Like all young girls raised in Mali in the ’70s and ’80s, Oumou Sangare saw her future mapped out in the traditional role of Malian women: a life of forced marriage and strict subservience to men.
But by her teens, Sangare had already found her voice—strong, incandescent and fiercely committed to upending social injustices. Her 1989 debut Moussoluo carried the sound of southern Mali’s infectious Wassoulou and a message. It also made the then-21-year-old singer an icon for women’s rights issues, and a global star.

Talking Drums and Talking-Drums

With his blend of Senegalese fusion, Youssou N’Dour has changed the world’s perception of African music.

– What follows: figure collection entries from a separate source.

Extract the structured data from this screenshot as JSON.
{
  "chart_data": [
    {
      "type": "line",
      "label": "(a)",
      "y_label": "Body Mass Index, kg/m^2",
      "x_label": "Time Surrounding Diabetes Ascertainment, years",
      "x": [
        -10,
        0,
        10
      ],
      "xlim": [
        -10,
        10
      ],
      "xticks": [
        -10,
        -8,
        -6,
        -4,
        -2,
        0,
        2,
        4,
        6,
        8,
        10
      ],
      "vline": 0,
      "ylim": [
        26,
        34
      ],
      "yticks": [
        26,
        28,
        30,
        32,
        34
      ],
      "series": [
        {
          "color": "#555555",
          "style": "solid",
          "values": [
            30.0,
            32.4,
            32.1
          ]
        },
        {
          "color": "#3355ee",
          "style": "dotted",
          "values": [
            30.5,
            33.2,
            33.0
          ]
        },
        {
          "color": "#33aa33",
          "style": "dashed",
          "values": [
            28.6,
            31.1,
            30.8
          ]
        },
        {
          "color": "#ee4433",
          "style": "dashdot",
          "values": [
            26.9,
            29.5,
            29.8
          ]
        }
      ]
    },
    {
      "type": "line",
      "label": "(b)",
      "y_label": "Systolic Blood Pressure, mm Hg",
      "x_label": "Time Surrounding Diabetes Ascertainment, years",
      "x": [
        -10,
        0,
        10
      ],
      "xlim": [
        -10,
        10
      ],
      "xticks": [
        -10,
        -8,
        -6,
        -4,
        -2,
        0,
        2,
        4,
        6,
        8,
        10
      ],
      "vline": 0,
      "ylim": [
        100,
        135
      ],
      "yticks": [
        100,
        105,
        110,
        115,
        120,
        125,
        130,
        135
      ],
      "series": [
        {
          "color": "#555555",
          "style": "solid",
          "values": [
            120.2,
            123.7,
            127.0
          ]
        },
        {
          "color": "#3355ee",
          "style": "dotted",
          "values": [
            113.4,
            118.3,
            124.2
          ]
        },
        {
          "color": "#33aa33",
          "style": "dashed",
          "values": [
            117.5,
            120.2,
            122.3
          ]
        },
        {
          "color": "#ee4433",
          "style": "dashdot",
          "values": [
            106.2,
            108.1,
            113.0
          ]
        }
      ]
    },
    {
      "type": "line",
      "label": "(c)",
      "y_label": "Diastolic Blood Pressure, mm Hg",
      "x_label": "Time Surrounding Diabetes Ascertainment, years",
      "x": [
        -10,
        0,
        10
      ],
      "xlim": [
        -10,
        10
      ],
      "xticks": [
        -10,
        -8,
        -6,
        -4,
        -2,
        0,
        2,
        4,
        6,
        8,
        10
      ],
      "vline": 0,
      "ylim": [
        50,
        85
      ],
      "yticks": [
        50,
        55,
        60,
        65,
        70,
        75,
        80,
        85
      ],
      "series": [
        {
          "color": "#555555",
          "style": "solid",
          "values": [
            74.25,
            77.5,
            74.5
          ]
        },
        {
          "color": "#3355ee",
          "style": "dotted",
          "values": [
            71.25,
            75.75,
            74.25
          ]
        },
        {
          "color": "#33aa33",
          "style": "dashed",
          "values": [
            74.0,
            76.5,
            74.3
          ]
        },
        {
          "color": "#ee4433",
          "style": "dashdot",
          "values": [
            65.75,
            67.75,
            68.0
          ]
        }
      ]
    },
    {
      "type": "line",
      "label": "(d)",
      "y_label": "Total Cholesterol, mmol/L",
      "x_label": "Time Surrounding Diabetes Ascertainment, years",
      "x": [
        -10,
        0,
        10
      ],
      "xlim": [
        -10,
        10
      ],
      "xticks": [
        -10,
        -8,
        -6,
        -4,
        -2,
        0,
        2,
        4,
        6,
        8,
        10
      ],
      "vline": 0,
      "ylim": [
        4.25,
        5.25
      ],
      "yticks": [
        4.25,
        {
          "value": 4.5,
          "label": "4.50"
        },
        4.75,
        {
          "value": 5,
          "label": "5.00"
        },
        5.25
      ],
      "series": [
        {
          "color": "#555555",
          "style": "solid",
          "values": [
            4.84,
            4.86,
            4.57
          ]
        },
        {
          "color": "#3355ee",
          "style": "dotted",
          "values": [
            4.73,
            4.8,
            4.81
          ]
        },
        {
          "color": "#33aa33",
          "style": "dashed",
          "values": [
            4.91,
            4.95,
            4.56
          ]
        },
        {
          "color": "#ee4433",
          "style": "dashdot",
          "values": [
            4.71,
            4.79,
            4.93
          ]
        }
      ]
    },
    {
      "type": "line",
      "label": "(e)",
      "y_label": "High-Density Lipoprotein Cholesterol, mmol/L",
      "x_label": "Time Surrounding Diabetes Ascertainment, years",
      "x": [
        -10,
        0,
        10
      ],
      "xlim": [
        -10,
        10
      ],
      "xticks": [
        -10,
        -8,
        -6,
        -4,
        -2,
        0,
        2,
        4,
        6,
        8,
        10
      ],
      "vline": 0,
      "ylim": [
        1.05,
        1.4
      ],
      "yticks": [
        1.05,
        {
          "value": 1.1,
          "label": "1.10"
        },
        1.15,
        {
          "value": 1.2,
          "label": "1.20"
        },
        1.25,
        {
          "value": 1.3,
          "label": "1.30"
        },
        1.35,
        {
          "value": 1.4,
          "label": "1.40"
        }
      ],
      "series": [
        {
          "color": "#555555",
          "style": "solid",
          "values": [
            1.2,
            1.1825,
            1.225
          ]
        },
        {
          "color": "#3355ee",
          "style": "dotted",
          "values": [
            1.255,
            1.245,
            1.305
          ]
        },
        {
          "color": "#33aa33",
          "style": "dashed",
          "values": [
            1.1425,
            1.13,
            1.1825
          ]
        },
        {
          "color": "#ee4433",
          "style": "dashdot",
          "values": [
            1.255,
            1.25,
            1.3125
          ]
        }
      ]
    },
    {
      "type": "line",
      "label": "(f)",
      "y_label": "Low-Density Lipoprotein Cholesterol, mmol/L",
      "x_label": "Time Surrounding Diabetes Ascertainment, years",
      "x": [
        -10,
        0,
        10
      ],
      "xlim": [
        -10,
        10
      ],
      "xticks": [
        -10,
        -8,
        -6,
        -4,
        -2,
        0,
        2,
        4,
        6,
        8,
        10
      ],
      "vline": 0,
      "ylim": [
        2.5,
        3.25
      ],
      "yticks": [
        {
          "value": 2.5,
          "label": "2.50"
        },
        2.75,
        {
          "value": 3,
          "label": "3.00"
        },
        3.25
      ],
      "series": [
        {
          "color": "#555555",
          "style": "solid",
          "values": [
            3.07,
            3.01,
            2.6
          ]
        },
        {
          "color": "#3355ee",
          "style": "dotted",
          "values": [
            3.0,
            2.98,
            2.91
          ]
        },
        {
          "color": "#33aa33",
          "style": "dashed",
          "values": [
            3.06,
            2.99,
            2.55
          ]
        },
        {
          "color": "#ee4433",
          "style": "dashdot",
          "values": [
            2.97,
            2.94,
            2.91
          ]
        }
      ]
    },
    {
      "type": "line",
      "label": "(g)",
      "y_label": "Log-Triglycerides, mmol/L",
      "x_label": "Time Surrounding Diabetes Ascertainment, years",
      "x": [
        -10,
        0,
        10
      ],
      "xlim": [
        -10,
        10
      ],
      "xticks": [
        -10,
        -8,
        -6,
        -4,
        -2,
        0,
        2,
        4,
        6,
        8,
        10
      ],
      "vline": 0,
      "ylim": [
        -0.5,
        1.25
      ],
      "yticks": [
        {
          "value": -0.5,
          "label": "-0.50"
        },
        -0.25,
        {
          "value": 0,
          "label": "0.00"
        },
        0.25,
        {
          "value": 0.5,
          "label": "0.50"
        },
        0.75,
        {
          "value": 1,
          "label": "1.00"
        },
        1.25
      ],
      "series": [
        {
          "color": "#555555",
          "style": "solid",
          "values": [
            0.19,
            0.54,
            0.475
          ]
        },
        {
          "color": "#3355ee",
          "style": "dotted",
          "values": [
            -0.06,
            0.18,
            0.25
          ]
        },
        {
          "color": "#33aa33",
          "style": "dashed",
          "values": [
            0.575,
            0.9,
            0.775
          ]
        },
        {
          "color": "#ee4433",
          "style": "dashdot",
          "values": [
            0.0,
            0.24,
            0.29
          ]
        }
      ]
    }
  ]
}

Every now and then, even the most exotic, unfamiliar and deeply rooted of the world’s diverse musical styles manages to travel well. In the case of mbalax, the propulsive and complex dance music of Senegal, the voice carrying the tune to every corner of the world is Youssou N’Dour.
In blending his country’s traditional beats with Western forms and politically charged pan-African messages sung in Wolof (the native language of Senegal), the singer, composer and percussionist has become not only a spokesman for his own country, but for West Africa and, arguably, African Muslims everywhere.
N’Dour’s reign—2007’s Rokku Mi Rokka is the newest of his 20 studio albums—has not been without its flare-ups and outrages.
Five years ago, the release of Egypt aroused the furor of Muslims for giving voice (and rhythm) to passages from the Koran, igniting a debate over the role of music in worship that led to the album being banned in his native Senegal. N’Dour, and the tumult surrounding Egypt (which earned the superstar his first Grammy Award), are the subject of a just-released documentary titled "I Bring What I Love".
What N’Dour loves spills out of every groove of Rokku Mi Rokka, which features his return to the comparatively unfettered fusion style of early works like Joko and Nothing in Vain. While the minimum of Sufi chanting that dominated Egypt should appease his orthodox detractors, the album is peppered with more of N’Dour’s potent messages.
Opening with a celebration of 44 years of Senegalese independence (“4-4-44”) and closing with a collaboration between N’Dour and American vocalist Neneh Cherry (“Wake Up (It’s Africa Calling)”), Rokku Mi Rokka is meant to promote efforts to bring first-world medicine to West Africa and beyond.
With his iconoclastic musical style and Wolof tongue, N’Dour has often tested the idea that the language of music is, indeed, universal. But as his tremendous popularity and artistry suggest, even the most challenging messages—musical, political or otherwise—will be heard when whispered (or shouted or sung) by a voice that commands our respect and moves our feet.